Anik issued a formal apology on social media after calling out “malice and disrespect from the fan base,” saying he was in a “heightened emotional state” after allegations of bias toward du Plessis. He said he needed “to be more responsible on an open microphone,” though he said he would continue to be accessible to fans.
The response to Anik’s initial criticism was overwhelmingly positive, with many fighters and industry vets pointing out his contributions to the sport. Others acknowledged the often-toxic nature of online criticism, bolstering the UFC commentator’s observation that it has gotten worse in recent years.
When Anik apologized, many believed it was at the urging of his employer. But behind the scenes, he said he received nothing but support from the UFC and executives. He said the free speech that’s espoused for fighters on the UFC platform also extends to the commentary team.
“I am so thankful that there is not a double standard, right? … If you look at some of my tweets wondering aloud why a certain man or woman maybe isn’t getting a title fight, right, some people might think why would the lead play-by-play voice of the UFC be uttering that in a public space. But I have never been muzzled. I have never been censored, and when I talked to my boss, Craig Borsari, about all of this, there was nothing suggestive coming out of his mouth. It was all support.

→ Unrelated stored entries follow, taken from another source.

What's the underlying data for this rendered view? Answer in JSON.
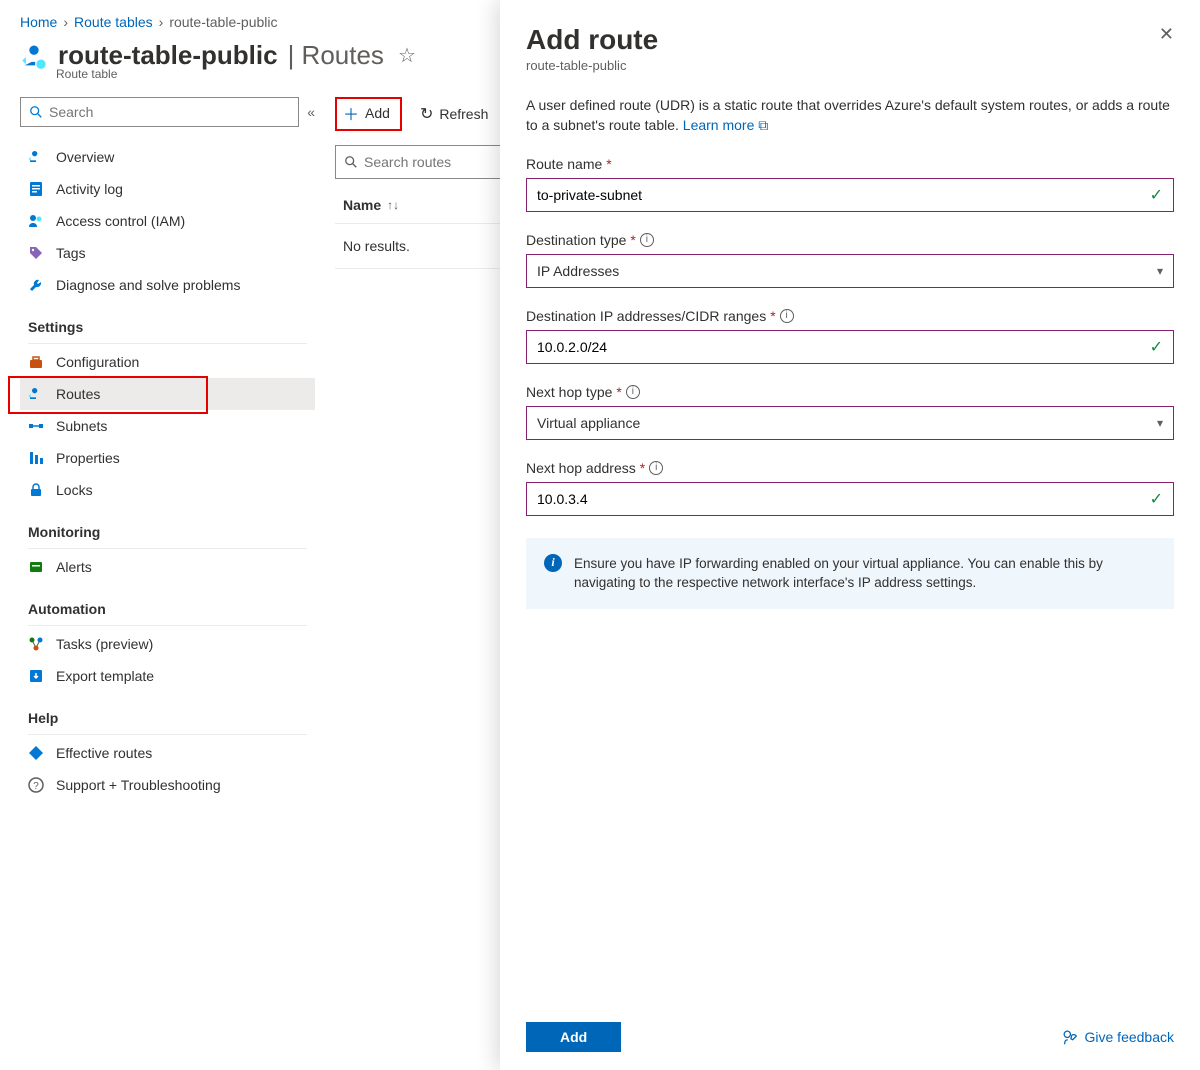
{
  "breadcrumb": {
    "home": "Home",
    "route_tables": "Route tables",
    "current": "route-table-public"
  },
  "header": {
    "title": "route-table-public",
    "divider": " | ",
    "subtitle": "Routes",
    "resource_type": "Route table"
  },
  "sidebar": {
    "search_placeholder": "Search",
    "items": [
      {
        "label": "Overview"
      },
      {
        "label": "Activity log"
      },
      {
        "label": "Access control (IAM)"
      },
      {
        "label": "Tags"
      },
      {
        "label": "Diagnose and solve problems"
      }
    ],
    "settings_header": "Settings",
    "settings": [
      {
        "label": "Configuration"
      },
      {
        "label": "Routes"
      },
      {
        "label": "Subnets"
      },
      {
        "label": "Properties"
      },
      {
        "label": "Locks"
      }
    ],
    "monitoring_header": "Monitoring",
    "monitoring": [
      {
        "label": "Alerts"
      }
    ],
    "automation_header": "Automation",
    "automation": [
      {
        "label": "Tasks (preview)"
      },
      {
        "label": "Export template"
      }
    ],
    "help_header": "Help",
    "help": [
      {
        "label": "Effective routes"
      },
      {
        "label": "Support + Troubleshooting"
      }
    ]
  },
  "toolbar": {
    "add": "Add",
    "refresh": "Refresh",
    "search_placeholder": "Search routes"
  },
  "table": {
    "col_name": "Name",
    "no_results": "No results."
  },
  "panel": {
    "title": "Add route",
    "subtitle": "route-table-public",
    "description": "A user defined route (UDR) is a static route that overrides Azure's default system routes, or adds a route to a subnet's route table. ",
    "learn_more": "Learn more",
    "fields": {
      "route_name": {
        "label": "Route name",
        "value": "to-private-subnet"
      },
      "dest_type": {
        "label": "Destination type",
        "value": "IP Addresses"
      },
      "dest_ip": {
        "label": "Destination IP addresses/CIDR ranges",
        "value": "10.0.2.0/24"
      },
      "next_hop_type": {
        "label": "Next hop type",
        "value": "Virtual appliance"
      },
      "next_hop_addr": {
        "label": "Next hop address",
        "value": "10.0.3.4"
      }
    },
    "notice": "Ensure you have IP forwarding enabled on your virtual appliance. You can enable this by navigating to the respective network interface's IP address settings.",
    "add_button": "Add",
    "feedback": "Give feedback"
  }
}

“So I’m very thankful that, even when my opinion maybe disagrees with the promotion, that they still allow me to voice my opinion, because I try to do it in a thoughtful way, and a respectful way. And that’s why I think maybe that that I am afforded that leash. But that’s one thing that I am supremely grateful for, because from day one, I remember Dana White pulling me into his office saying, ‘We didn’t hire you to be Joe Rogan or Mike Goldberg or anybody else — we want you to be you,’ and that’s held true since January 20th, 2012. A lot of people look at my statement as some sort of UFC-led, impulsive decision, and it certainly was not that.”

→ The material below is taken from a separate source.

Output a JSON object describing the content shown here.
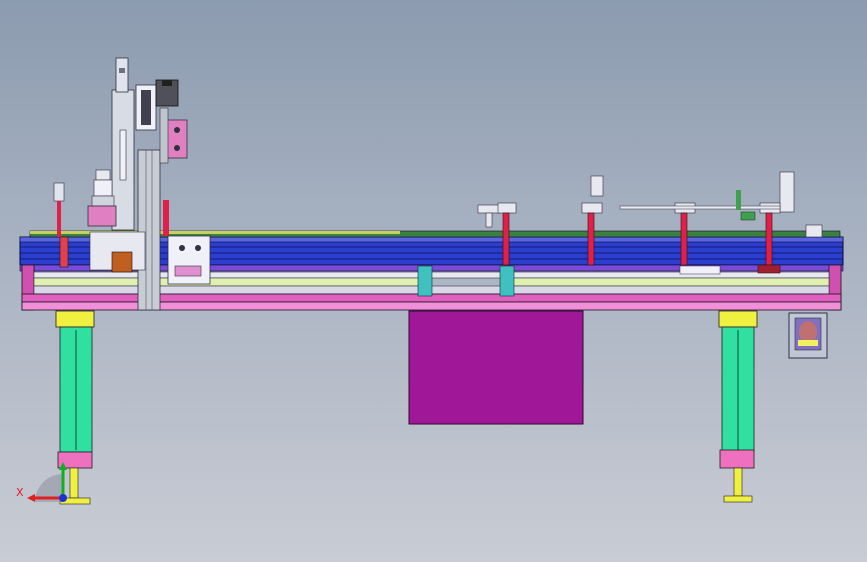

As disillusioned as he sounded, Anik said he has “thicker skin than maybe I led on in that emotional moment” on his podcast. He said he may be more thoughtful about the people he interacts with in the future, but the criticism he received hasn’t changed his mission.

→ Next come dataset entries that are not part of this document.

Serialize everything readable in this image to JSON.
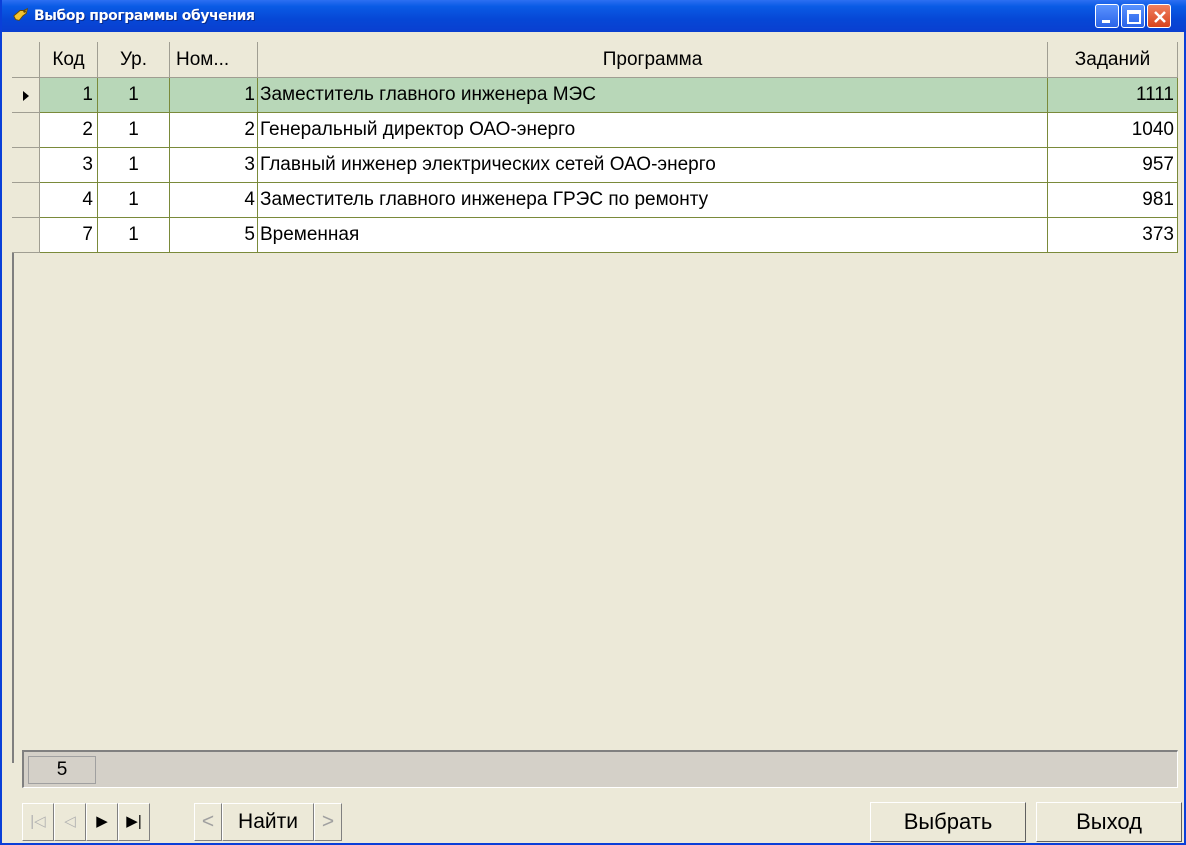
{
  "window": {
    "title": "Выбор программы обучения"
  },
  "table": {
    "columns": [
      "Код",
      "Ур.",
      "Ном...",
      "Программа",
      "Заданий"
    ],
    "rows": [
      {
        "kod": "1",
        "ur": "1",
        "nom": "1",
        "prog": "Заместитель главного инженера  МЭС",
        "zad": "1111"
      },
      {
        "kod": "2",
        "ur": "1",
        "nom": "2",
        "prog": "Генеральный директор ОАО-энерго",
        "zad": "1040"
      },
      {
        "kod": "3",
        "ur": "1",
        "nom": "3",
        "prog": "Главный инженер электрических сетей ОАО-энерго",
        "zad": "957"
      },
      {
        "kod": "4",
        "ur": "1",
        "nom": "4",
        "prog": "Заместитель главного инженера ГРЭС по ремонту",
        "zad": "981"
      },
      {
        "kod": "7",
        "ur": "1",
        "nom": "5",
        "prog": "Временная",
        "zad": "373"
      }
    ],
    "selected_row": 0
  },
  "footer": {
    "record_count": "5"
  },
  "navigator": {
    "first_icon": "|◁",
    "prev_icon": "◁",
    "next_icon": "▶",
    "last_icon": "▶|",
    "find_prev": "<",
    "find_label": "Найти",
    "find_next": ">"
  },
  "buttons": {
    "select_label": "Выбрать",
    "exit_label": "Выход"
  },
  "colors": {
    "titlebar": "#0a5be5",
    "selected_row": "#b8d7b8",
    "face": "#ece9d8"
  }
}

“I hope they extend my contract at the end of this contract, October 2026,” he said. “If you want the exact date, I’ll be 15 years in, man. This is my life’s work. I’m not going to be that guy who sticks around forever and prevents a young guy from getting an opportunity. I’d be very surprised if I’m doing this in to my sixties, even if it is the greatest job on earth. But I have no intention of leaving in 2026.
“I think for a guy like me who grew up a New England Patriots season ticket holder in the 1980s when they were the laughing stock of the NFL, there will always be that NFL pull, but I don’t know if I can say it any more clearly — I have the job I want, and every Saturday night, I can assure you I’ve got to earn it, because they can terminate me without cause at any time.”